The Horseshoe TableChinmaya Gharekhan’s lively, frank, and nugget-filled account of life in the United Nations Security Council (UNSC) is a worthy addition to the growing list of writings on international diplomacy by Indian diplomats.

Gharekhan spent nearly 25 years dealing with the UN in various capacities. He was not only India’s Ambassador/Permanent Representative to the UN, he has also been the "Personal Representative of the Secretary General to the UNSC," a post which Boutros Boutros Ghali created during his secretary-generalship. The reason for the post, as Gharekhan tells us, was that Ghali found the meetings too frequent, quite "a bore" and the ambassadors of that time rather mediocre!

Gharekhan himself is clearly anything but that, and readers will benefit from his friendly, anecdotal style, and his involvement with the UNSC in multiple, very different capacities. They will be saddened to confirm an essential truth of the world of realpolitik. When the Council responded to crises, Gharekhan demonstrates, "the national perspectives of its members, rather than the merits of each case, dominated the thinking, positions, and actions of the members of the Council."

Blue ink to black ink

Chinmaya Gharekhan’s book on the UN Security Council (UNSC) has an excellent, and amusing, preliminary piece on the procedures and practices at the UNSC, that sets the stage well for the case studies to follow. Procedural issues are of great import there, considering the very nature of the playing field. Everything from the seating order to the nature of the meeting to be convened to whether it should be convened at all, is fraught with issues and conflicting positions.

And when that is the case, one can imagine the situation on resolutions – from draft stage (blue ink) to document stage (black ink) to a vote. The UNSC secretariat even permits itself some humour, and Gharekhan reproduces a summary report on a meeting that comments on the Council’s "favourite pastime" of drafting and redrafting what has already been drafted and redrafted several times. The members, you see, "agree that a fine draft is like a fine painting in that one can never be sure when it is finished."

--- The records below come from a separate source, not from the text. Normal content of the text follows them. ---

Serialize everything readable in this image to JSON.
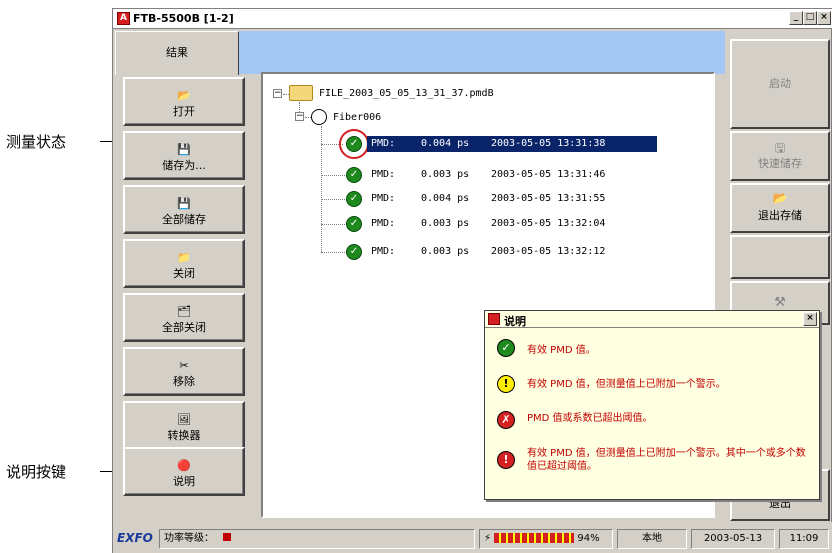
{
  "callouts": {
    "status": "测量状态",
    "legend_button": "说明按键"
  },
  "window": {
    "title": "FTB-5500B [1-2]",
    "min": "_",
    "max": "□",
    "close": "×"
  },
  "tab": {
    "label": "结果"
  },
  "left_buttons": [
    {
      "label": "打开",
      "icon": "open-folder-icon",
      "glyph": "📂"
    },
    {
      "label": "储存为...",
      "icon": "floppy-icon",
      "glyph": "💾"
    },
    {
      "label": "全部储存",
      "icon": "floppy-icon",
      "glyph": "💾"
    },
    {
      "label": "关闭",
      "icon": "folder-icon",
      "glyph": "📁"
    },
    {
      "label": "全部关闭",
      "icon": "folders-icon",
      "glyph": "🗂"
    },
    {
      "label": "移除",
      "icon": "remove-icon",
      "glyph": "✂"
    },
    {
      "label": "转换器",
      "icon": "converter-icon",
      "glyph": "🖼"
    },
    {
      "label": "说明",
      "icon": "legend-icon",
      "glyph": "🔴"
    }
  ],
  "tree": {
    "file_name": "FILE_2003_05_05_13_31_37.pmdB",
    "fiber_name": "Fiber006",
    "rows": [
      {
        "label": "PMD:",
        "value": "0.004 ps",
        "time": "2003-05-05 13:31:38"
      },
      {
        "label": "PMD:",
        "value": "0.003 ps",
        "time": "2003-05-05 13:31:46"
      },
      {
        "label": "PMD:",
        "value": "0.004 ps",
        "time": "2003-05-05 13:31:55"
      },
      {
        "label": "PMD:",
        "value": "0.003 ps",
        "time": "2003-05-05 13:32:04"
      },
      {
        "label": "PMD:",
        "value": "0.003 ps",
        "time": "2003-05-05 13:32:12"
      }
    ]
  },
  "right_buttons": {
    "start": "启动",
    "quick_save": "快速储存",
    "exit_save": "退出存储",
    "exit": "退出"
  },
  "legend": {
    "title": "说明",
    "close": "×",
    "items": [
      "有效 PMD 值。",
      "有效 PMD 值，但测量值上已附加一个警示。",
      "PMD 值或系数已超出阈值。",
      "有效 PMD 值，但测量值上已附加一个警示。其中一个或多个数值已超过阈值。"
    ]
  },
  "status_bar": {
    "brand": "EXFO",
    "power_label": "功率等级：",
    "battery": "94%",
    "mode": "本地",
    "date": "2003-05-13",
    "time": "11:09"
  },
  "colors": {
    "selection": "#0a246a",
    "tab_strip": "#a4c8f4",
    "ok_green": "#1e8a1e",
    "highlight_red": "#d42020"
  }
}
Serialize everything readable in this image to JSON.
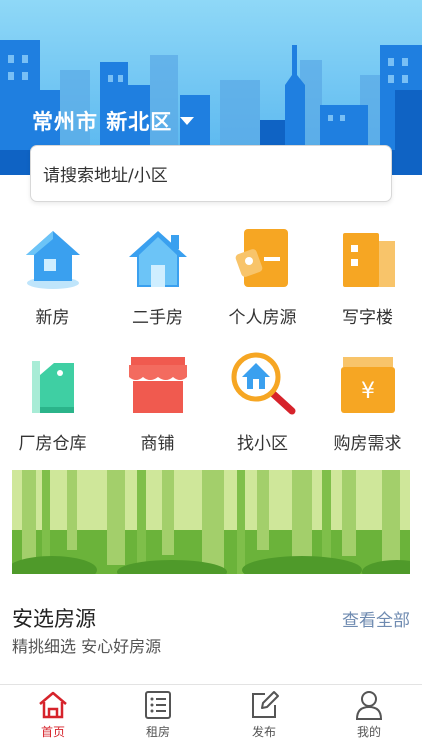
{
  "location": {
    "city": "常州市 新北区"
  },
  "search": {
    "placeholder": "请搜索地址/小区"
  },
  "categories": [
    {
      "label": "新房",
      "icon": "new-house-icon"
    },
    {
      "label": "二手房",
      "icon": "second-hand-house-icon"
    },
    {
      "label": "个人房源",
      "icon": "personal-listing-icon"
    },
    {
      "label": "写字楼",
      "icon": "office-building-icon"
    },
    {
      "label": "厂房仓库",
      "icon": "factory-warehouse-icon"
    },
    {
      "label": "商铺",
      "icon": "shop-icon"
    },
    {
      "label": "找小区",
      "icon": "find-community-icon"
    },
    {
      "label": "购房需求",
      "icon": "purchase-demand-icon"
    }
  ],
  "section": {
    "title": "安选房源",
    "subtitle": "精挑细选 安心好房源",
    "more": "查看全部"
  },
  "tabs": [
    {
      "label": "首页",
      "icon": "home-icon",
      "active": true
    },
    {
      "label": "租房",
      "icon": "list-icon",
      "active": false
    },
    {
      "label": "发布",
      "icon": "edit-icon",
      "active": false
    },
    {
      "label": "我的",
      "icon": "user-icon",
      "active": false
    }
  ],
  "colors": {
    "accent": "#d6232b",
    "sky": "#6cc6f2",
    "link": "#6f8bb1"
  }
}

Gharekhan looks at a series of case studies, which includes the Gulf War of 1991 and the subsequent issues related to Weapons of Mass Destruction (WMD) and the oil-for-food sanctions regime; the former Yugoslavia; Bosnia and Herzegovina; the Middle East; Libya and the Lockerbie disaster; Haiti; the Rwanda genocide; and the elections of the Secretary-General in 1991 and 1996.

The response to the Rwanda genocide was a low point for the international community, and though widely cited as a UN failure, Gharekhan shows how Western powers denied necessary resources to the UN, though the tragedy also showed up inherent weaknesses in the UN secretariat.

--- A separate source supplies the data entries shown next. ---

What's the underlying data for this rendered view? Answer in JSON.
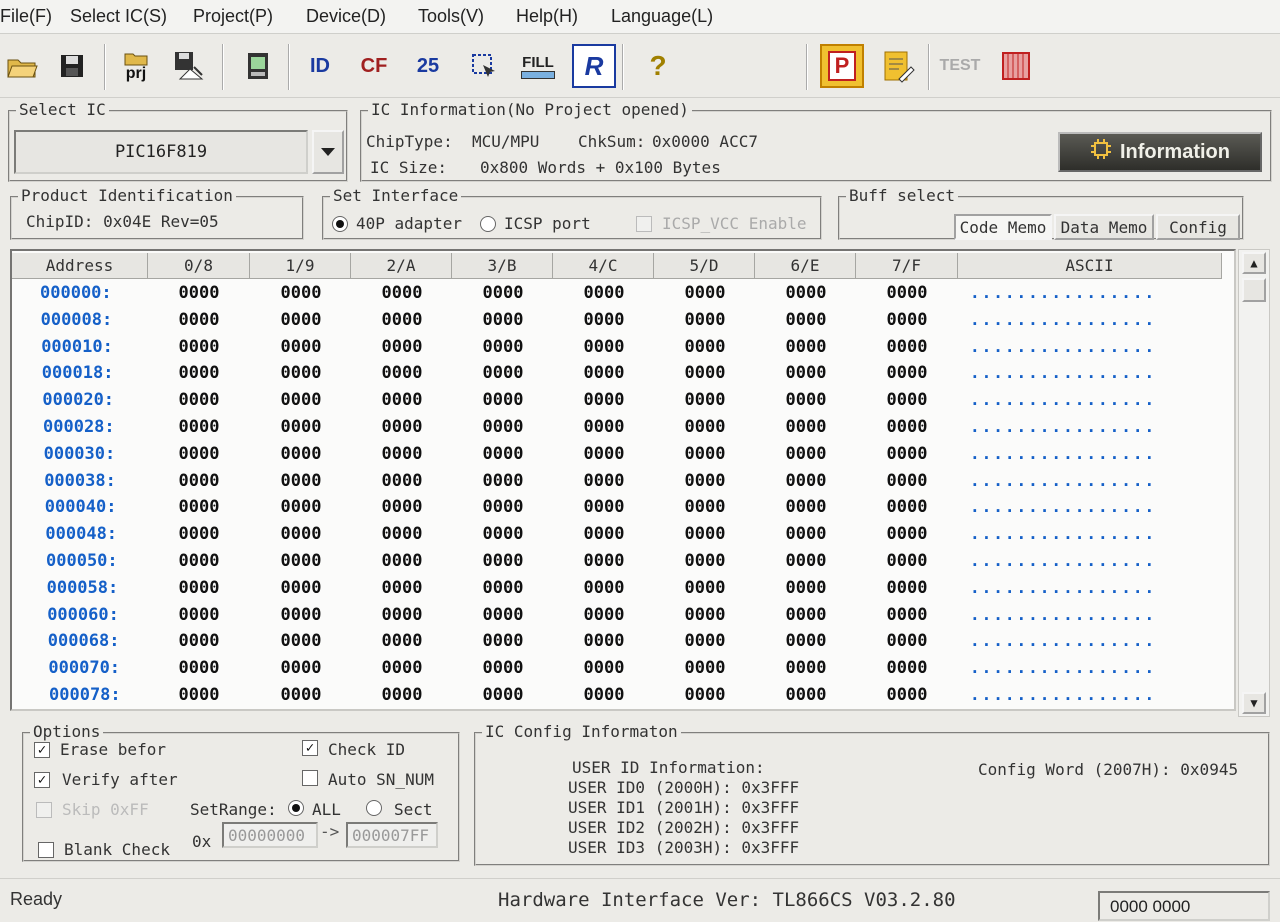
{
  "menu": [
    "File(F)",
    "Select IC(S)",
    "Project(P)",
    "Device(D)",
    "Tools(V)",
    "Help(H)",
    "Language(L)"
  ],
  "toolbar": {
    "prj": "prj",
    "fill": "FILL",
    "r": "R",
    "help": "?",
    "p": "P",
    "test": "TEST",
    "id": "ID",
    "cf": "CF",
    "n25": "25"
  },
  "select_ic": {
    "title": "Select IC",
    "chip": "PIC16F819"
  },
  "ic_info": {
    "title": "IC Information(No Project opened)",
    "chiptype_label": "ChipType:",
    "chiptype": "MCU/MPU",
    "chksum_label": "ChkSum:",
    "chksum": "0x0000 ACC7",
    "size_label": "IC Size:",
    "size": "0x800 Words + 0x100 Bytes",
    "info_button": "Information"
  },
  "product_id": {
    "title": "Product Identification",
    "chipid": "ChipID: 0x04E Rev=05"
  },
  "interface": {
    "title": "Set Interface",
    "opt1": "40P adapter",
    "opt2": "ICSP port",
    "icsp_vcc": "ICSP_VCC Enable"
  },
  "buff": {
    "title": "Buff select",
    "code": "Code Memo",
    "data": "Data Memo",
    "config": "Config"
  },
  "grid": {
    "headers": [
      "Address",
      "0/8",
      "1/9",
      "2/A",
      "3/B",
      "4/C",
      "5/D",
      "6/E",
      "7/F",
      "ASCII"
    ],
    "rows": [
      {
        "addr": "000000:",
        "v": [
          "0000",
          "0000",
          "0000",
          "0000",
          "0000",
          "0000",
          "0000",
          "0000"
        ],
        "a": "................"
      },
      {
        "addr": "000008:",
        "v": [
          "0000",
          "0000",
          "0000",
          "0000",
          "0000",
          "0000",
          "0000",
          "0000"
        ],
        "a": "................"
      },
      {
        "addr": "000010:",
        "v": [
          "0000",
          "0000",
          "0000",
          "0000",
          "0000",
          "0000",
          "0000",
          "0000"
        ],
        "a": "................"
      },
      {
        "addr": "000018:",
        "v": [
          "0000",
          "0000",
          "0000",
          "0000",
          "0000",
          "0000",
          "0000",
          "0000"
        ],
        "a": "................"
      },
      {
        "addr": "000020:",
        "v": [
          "0000",
          "0000",
          "0000",
          "0000",
          "0000",
          "0000",
          "0000",
          "0000"
        ],
        "a": "................"
      },
      {
        "addr": "000028:",
        "v": [
          "0000",
          "0000",
          "0000",
          "0000",
          "0000",
          "0000",
          "0000",
          "0000"
        ],
        "a": "................"
      },
      {
        "addr": "000030:",
        "v": [
          "0000",
          "0000",
          "0000",
          "0000",
          "0000",
          "0000",
          "0000",
          "0000"
        ],
        "a": "................"
      },
      {
        "addr": "000038:",
        "v": [
          "0000",
          "0000",
          "0000",
          "0000",
          "0000",
          "0000",
          "0000",
          "0000"
        ],
        "a": "................"
      },
      {
        "addr": "000040:",
        "v": [
          "0000",
          "0000",
          "0000",
          "0000",
          "0000",
          "0000",
          "0000",
          "0000"
        ],
        "a": "................"
      },
      {
        "addr": "000048:",
        "v": [
          "0000",
          "0000",
          "0000",
          "0000",
          "0000",
          "0000",
          "0000",
          "0000"
        ],
        "a": "................"
      },
      {
        "addr": "000050:",
        "v": [
          "0000",
          "0000",
          "0000",
          "0000",
          "0000",
          "0000",
          "0000",
          "0000"
        ],
        "a": "................"
      },
      {
        "addr": "000058:",
        "v": [
          "0000",
          "0000",
          "0000",
          "0000",
          "0000",
          "0000",
          "0000",
          "0000"
        ],
        "a": "................"
      },
      {
        "addr": "000060:",
        "v": [
          "0000",
          "0000",
          "0000",
          "0000",
          "0000",
          "0000",
          "0000",
          "0000"
        ],
        "a": "................"
      },
      {
        "addr": "000068:",
        "v": [
          "0000",
          "0000",
          "0000",
          "0000",
          "0000",
          "0000",
          "0000",
          "0000"
        ],
        "a": "................"
      },
      {
        "addr": "000070:",
        "v": [
          "0000",
          "0000",
          "0000",
          "0000",
          "0000",
          "0000",
          "0000",
          "0000"
        ],
        "a": "................"
      },
      {
        "addr": "000078:",
        "v": [
          "0000",
          "0000",
          "0000",
          "0000",
          "0000",
          "0000",
          "0000",
          "0000"
        ],
        "a": "................"
      }
    ]
  },
  "options": {
    "title": "Options",
    "erase": "Erase befor",
    "verify": "Verify after",
    "skip": "Skip 0xFF",
    "blank": "Blank Check",
    "checkid": "Check ID",
    "autosn": "Auto SN_NUM",
    "setrange": "SetRange:",
    "all": "ALL",
    "sect": "Sect",
    "ox": "0x",
    "from": "00000000",
    "arrow": "->",
    "to": "000007FF"
  },
  "config_info": {
    "title": "IC Config Informaton",
    "user_title": "USER ID Information:",
    "ids": [
      "USER ID0 (2000H): 0x3FFF",
      "USER ID1 (2001H): 0x3FFF",
      "USER ID2 (2002H): 0x3FFF",
      "USER ID3 (2003H): 0x3FFF"
    ],
    "config_word": "Config Word (2007H): 0x0945"
  },
  "status": {
    "ready": "Ready",
    "hw": "Hardware Interface Ver: TL866CS V03.2.80",
    "counter": "0000 0000"
  },
  "colors": {
    "accent_blue": "#1560c8",
    "info_button_bg": "#3a3a36",
    "save_red": "#c02020"
  }
}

Power relations at the UNSC are skewed in favour of the veto-wielding P-5 countries, the most exclusive club in the world, and others are reduced to wooing them to ensure that a particularly damaging resolution does not go through. Another thread that emerges from his account is that weaker countries try to establish and formalise procedure, while the powerful prefer the ad-hoc, which gives them more flexibility. Power, after all, plays out the same way, whether the field is the UNSC or the local municipality.

Boutros Ghali is one of the many figures that come alive in Gharekhan’s account. The former secretary general, who has penned a foreword to the book, used to describe himself as a politician rather than a diplomat, and one gets a sense that he did not entirely succeed in being either. The tale of his much publicised clash with the United States and Madeleine Albright, which resulted in his being denied a second term, makes for gripping reading.

Among the many nuggets to be picked up is about the "Arria formula", named after the Venezuelan representative who instituted it, where the Council hears a person who is neither a country delegate nor representative. In 2003, Pakistan wanted a hearing from Kashmiri militants under this formula, and the Indians evidently had a hard time preventing it. They succeeded, only with "crucial support" from the Americans.

Gharekhan rounds it all off with a measured discussion on UN reform. He makes an important point regarding the much debated veto, suggesting that its diplomatic usefulness may in fact be eroding. The P-5 is going to be resistant to new permanent members even without a veto, as any such new member will carry considerable weight in any case.

There are occasional blemishes in style which are easy to ignore, and the Horseshoe Table is overall an enjoyable and educative read.